Discovery and Detection
Viruses were first discovered after the development of a porcelain filter—the Chamberland-Pasteur filter—that could remove all bacteria visible in the microscope from any liquid sample. In 1886, Adolph Meyer demonstrated that a disease of tobacco plants—tobacco mosaic disease—could be transferred from a diseased plant to a healthy one via liquid plant extracts. In 1892, Dmitri Ivanowski showed that this disease could be transmitted in this way even after the Chamberland-Pasteur filter had removed all viable bacteria from the extract. Still, it was many years before it was proved that these “filterable” infectious agents were not simply very small bacteria but were a new type of very small, disease-causing particle.

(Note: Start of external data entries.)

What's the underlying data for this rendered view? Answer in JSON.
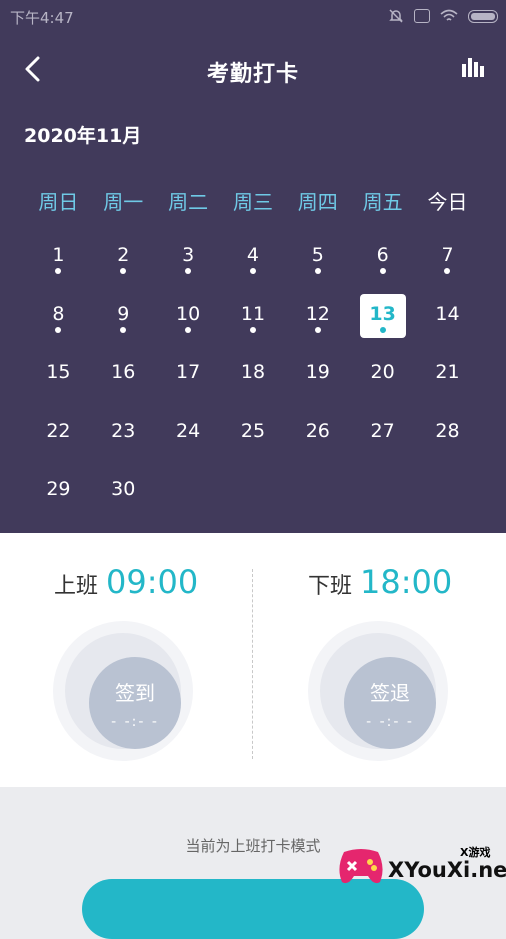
{
  "status_bar": {
    "time": "下午4:47"
  },
  "header": {
    "title": "考勤打卡"
  },
  "calendar": {
    "month": "2020年11月",
    "weekdays": [
      "周日",
      "周一",
      "周二",
      "周三",
      "周四",
      "周五",
      "今日"
    ],
    "days": [
      {
        "n": "1",
        "dot": true
      },
      {
        "n": "2",
        "dot": true
      },
      {
        "n": "3",
        "dot": true
      },
      {
        "n": "4",
        "dot": true
      },
      {
        "n": "5",
        "dot": true
      },
      {
        "n": "6",
        "dot": true
      },
      {
        "n": "7",
        "dot": true
      },
      {
        "n": "8",
        "dot": true
      },
      {
        "n": "9",
        "dot": true
      },
      {
        "n": "10",
        "dot": true
      },
      {
        "n": "11",
        "dot": true
      },
      {
        "n": "12",
        "dot": true
      },
      {
        "n": "13",
        "dot": true,
        "selected": true
      },
      {
        "n": "14",
        "dot": false
      },
      {
        "n": "15",
        "dot": false
      },
      {
        "n": "16",
        "dot": false
      },
      {
        "n": "17",
        "dot": false
      },
      {
        "n": "18",
        "dot": false
      },
      {
        "n": "19",
        "dot": false
      },
      {
        "n": "20",
        "dot": false
      },
      {
        "n": "21",
        "dot": false
      },
      {
        "n": "22",
        "dot": false
      },
      {
        "n": "23",
        "dot": false
      },
      {
        "n": "24",
        "dot": false
      },
      {
        "n": "25",
        "dot": false
      },
      {
        "n": "26",
        "dot": false
      },
      {
        "n": "27",
        "dot": false
      },
      {
        "n": "28",
        "dot": false
      },
      {
        "n": "29",
        "dot": false
      },
      {
        "n": "30",
        "dot": false
      }
    ]
  },
  "clock_in": {
    "label": "上班",
    "time": "09:00",
    "button": "签到",
    "status": "- -:- -"
  },
  "clock_out": {
    "label": "下班",
    "time": "18:00",
    "button": "签退",
    "status": "- -:- -"
  },
  "mode_text": "当前为上班打卡模式",
  "watermark": {
    "small": "X游戏",
    "text": "XYouXi.net"
  },
  "colors": {
    "header_bg": "#413a5b",
    "accent": "#23b7c8",
    "weekday": "#6fc9e6",
    "button_disabled": "#b9c2d2"
  }
}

Most virions, or single virus particles, are very small, about 20 to 250 nanometers in diameter. However, some recently discovered viruses from amoebae range up to 1000 nm in diameter. With the exception of large virions, like the poxvirus and other large DNA viruses, viruses cannot be seen with a light microscope. It was not until the development of the electron microscope in the late 1930s that scientists got their first good view of the structure of the tobacco mosaic virus (TMV) (Figure 1), discussed above, and other viruses (Figure 2). The surface structure of virions can be observed by both scanning and transmission electron microscopy, whereas the internal structures of the virus can only be observed in images from a transmission electron microscope. The use of electron microscopy and other technologies has allowed for the discovery of many viruses of all types of living organisms.
Evolution of Viruses
Although biologists have accumulated a significant amount of knowledge about how present-day viruses evolve, much less is known about how viruses originated in the first place. When exploring the evolutionary history of most organisms, scientists can look at fossil records and similar historic evidence. However, viruses do not fossilize, so researchers can only hypothesize about viruses’ evolutionary history by investigating how today’s viruses evolve and by using biochemical and genetic information to create speculative virus histories.

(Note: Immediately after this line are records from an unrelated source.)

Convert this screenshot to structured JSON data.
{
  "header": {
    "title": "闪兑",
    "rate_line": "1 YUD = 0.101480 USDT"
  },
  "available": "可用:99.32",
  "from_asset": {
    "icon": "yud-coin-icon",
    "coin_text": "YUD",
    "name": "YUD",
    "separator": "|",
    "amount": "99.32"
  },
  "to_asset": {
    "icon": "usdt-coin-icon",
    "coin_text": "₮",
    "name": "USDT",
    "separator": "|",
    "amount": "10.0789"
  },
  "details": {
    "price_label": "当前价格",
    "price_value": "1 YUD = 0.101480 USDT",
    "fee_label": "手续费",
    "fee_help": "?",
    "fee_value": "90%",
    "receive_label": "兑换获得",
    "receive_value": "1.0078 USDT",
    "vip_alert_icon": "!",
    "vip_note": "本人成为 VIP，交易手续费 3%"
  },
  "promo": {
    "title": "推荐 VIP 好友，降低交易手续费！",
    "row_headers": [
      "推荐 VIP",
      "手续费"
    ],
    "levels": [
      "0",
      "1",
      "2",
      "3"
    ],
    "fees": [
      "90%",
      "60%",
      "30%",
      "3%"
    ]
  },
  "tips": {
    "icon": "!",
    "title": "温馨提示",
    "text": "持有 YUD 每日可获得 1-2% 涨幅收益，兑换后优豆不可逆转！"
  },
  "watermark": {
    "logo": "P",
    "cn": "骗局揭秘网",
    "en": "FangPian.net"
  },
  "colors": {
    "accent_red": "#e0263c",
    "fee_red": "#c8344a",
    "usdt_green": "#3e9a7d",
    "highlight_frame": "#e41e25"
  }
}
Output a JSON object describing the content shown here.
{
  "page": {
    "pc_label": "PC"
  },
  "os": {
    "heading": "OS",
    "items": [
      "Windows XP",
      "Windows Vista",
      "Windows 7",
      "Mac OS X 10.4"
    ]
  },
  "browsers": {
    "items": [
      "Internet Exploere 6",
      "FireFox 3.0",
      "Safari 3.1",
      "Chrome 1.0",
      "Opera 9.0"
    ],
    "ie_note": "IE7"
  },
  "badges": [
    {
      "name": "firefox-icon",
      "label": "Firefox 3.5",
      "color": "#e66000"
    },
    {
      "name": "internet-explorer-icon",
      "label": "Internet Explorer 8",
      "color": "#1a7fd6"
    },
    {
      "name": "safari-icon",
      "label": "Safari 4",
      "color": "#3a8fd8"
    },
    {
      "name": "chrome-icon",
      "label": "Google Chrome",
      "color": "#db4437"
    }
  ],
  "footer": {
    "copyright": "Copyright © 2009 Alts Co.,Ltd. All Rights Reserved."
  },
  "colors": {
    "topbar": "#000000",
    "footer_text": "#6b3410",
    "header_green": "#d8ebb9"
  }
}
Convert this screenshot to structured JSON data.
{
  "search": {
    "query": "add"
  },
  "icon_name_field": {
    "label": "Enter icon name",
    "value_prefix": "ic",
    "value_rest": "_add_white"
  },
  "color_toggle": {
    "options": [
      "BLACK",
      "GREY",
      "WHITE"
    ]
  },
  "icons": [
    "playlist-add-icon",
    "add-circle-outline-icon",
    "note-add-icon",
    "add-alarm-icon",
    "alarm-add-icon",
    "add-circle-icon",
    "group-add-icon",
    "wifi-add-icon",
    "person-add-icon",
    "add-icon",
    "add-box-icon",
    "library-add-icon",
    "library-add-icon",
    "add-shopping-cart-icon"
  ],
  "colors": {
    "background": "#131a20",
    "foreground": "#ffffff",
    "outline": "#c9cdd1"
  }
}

While most findings agree that viruses don’t have a single common ancestor, scholars have yet to find a single hypothesis about virus origins that is fully accepted in the field—and that fully explains viruses and their characteristics. There are, however, three hypotheses that have risen as the most accepted:
- Devolution or regressive hypothesis. This hypothesis proposes to explain the origin of viruses by suggesting that viruses evolved from free-living cells. However, many components of how this process might have occurred are a mystery.
- Escapist or progressive hypothesis. This hypothesis accounts for viruses having either an RNA or a DNA genome and suggests that viruses originated from RNA and DNA molecules that escaped from a host cell. However, this hypothesis doesn’t explain the complex capsids and other structures on virus particles.

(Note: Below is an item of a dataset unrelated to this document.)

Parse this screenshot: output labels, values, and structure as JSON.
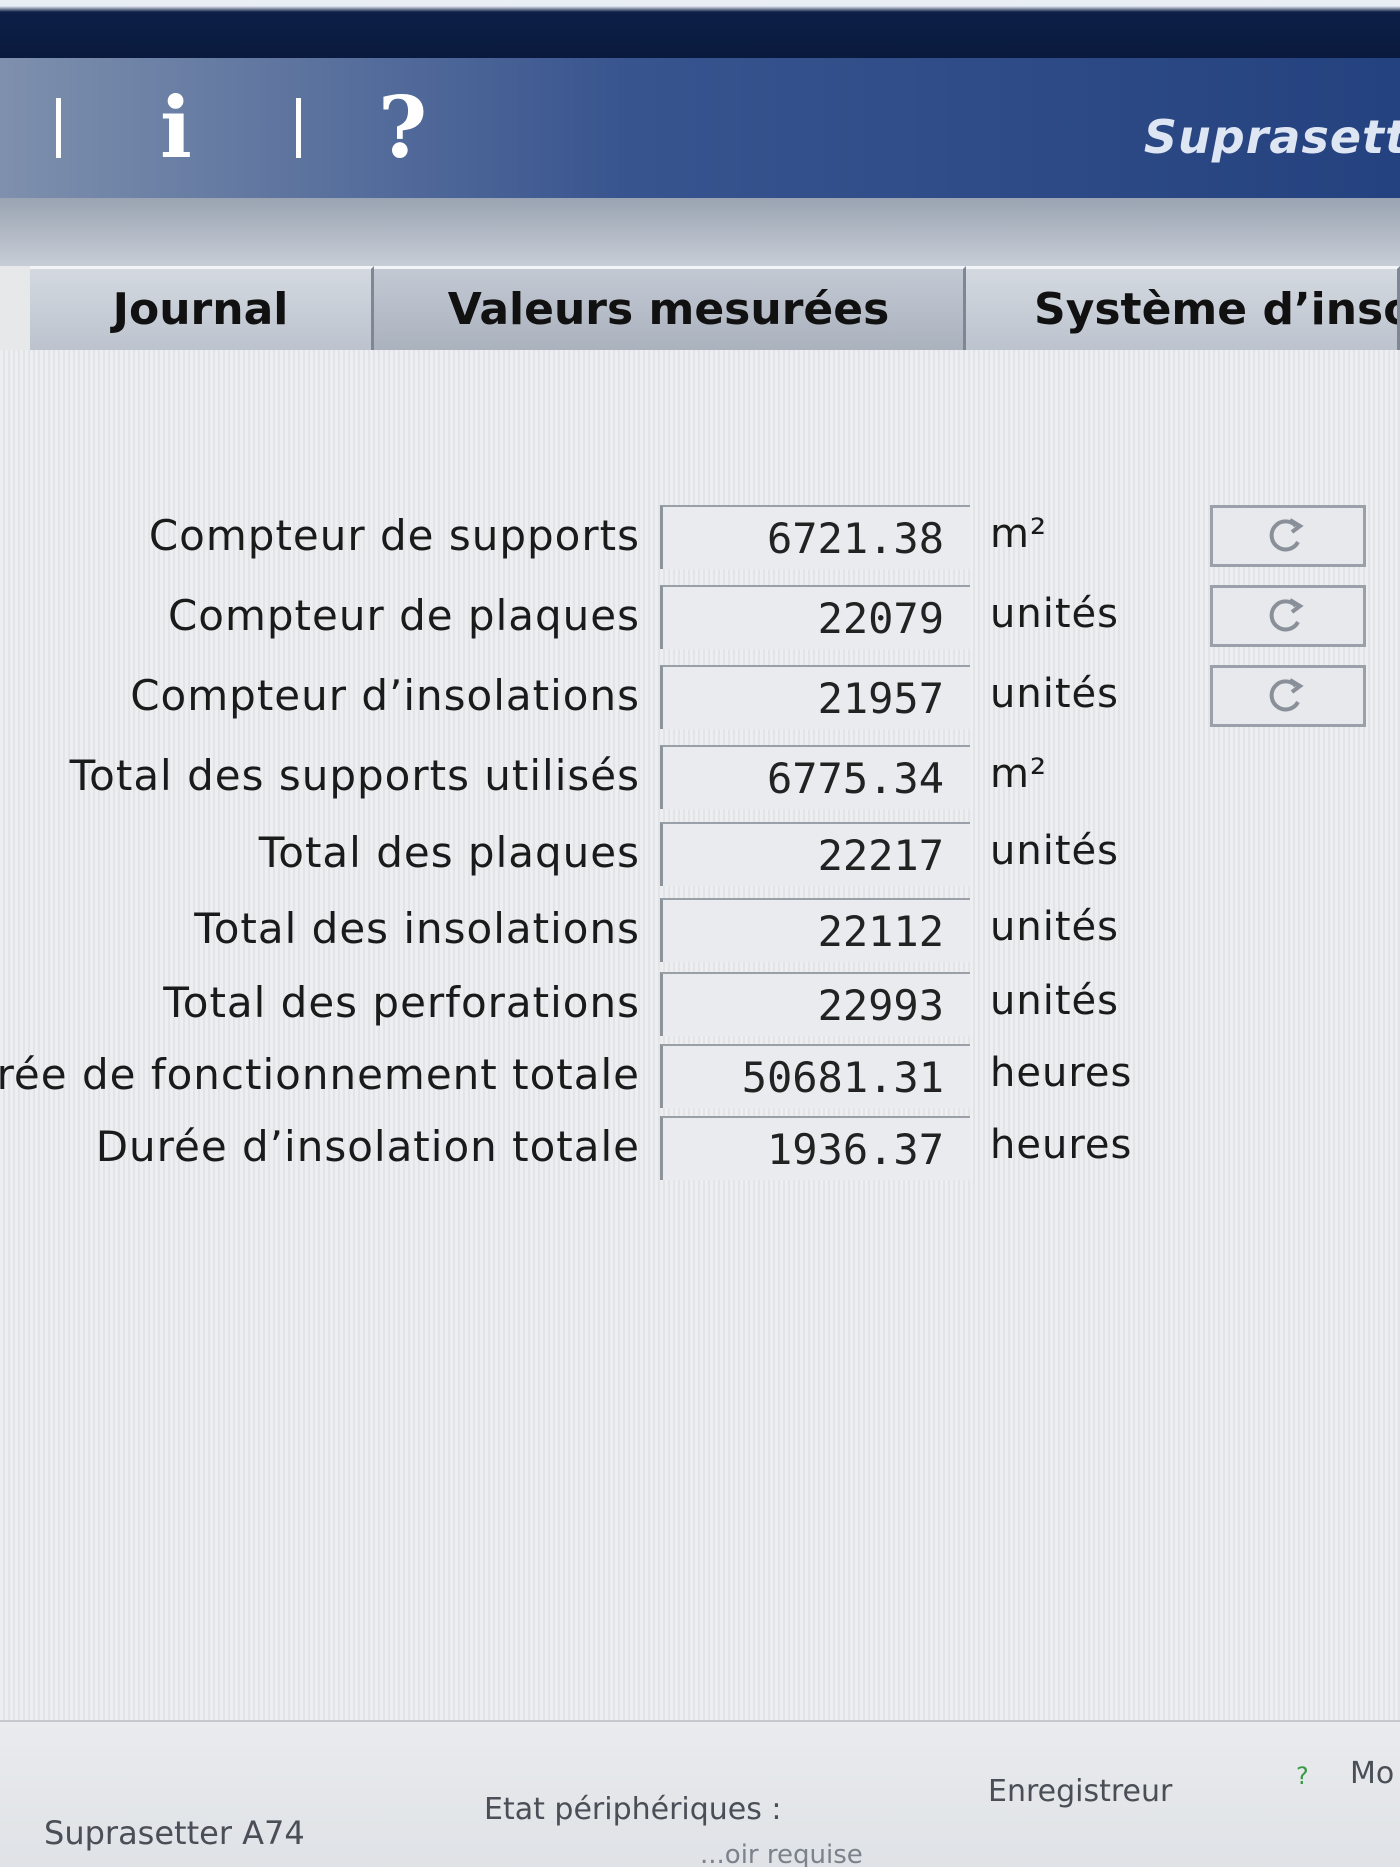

- Self-replication hypothesis. This hypothesis posits a system of self-replication similar to that of other self-replicating molecules, likely evolving alongside the cells they rely on as hosts; studies of some plant pathogens support this hypothesis.
Another problem for those studying viral origins and evolution is their high rate of mutation, particularly the case in RNA retroviruses like HIV/AIDS.
As technology advances, scientists will develop and refine further hypotheses to explain the origin of viruses—or create new hypotheses. The emerging field called virus molecular systematics attempts to do just that through comparisons of sequenced genetic material. These researchers hope to one day better understand the origin of viruses, a discovery that could lead to advances in the treatments for the ailments they produce.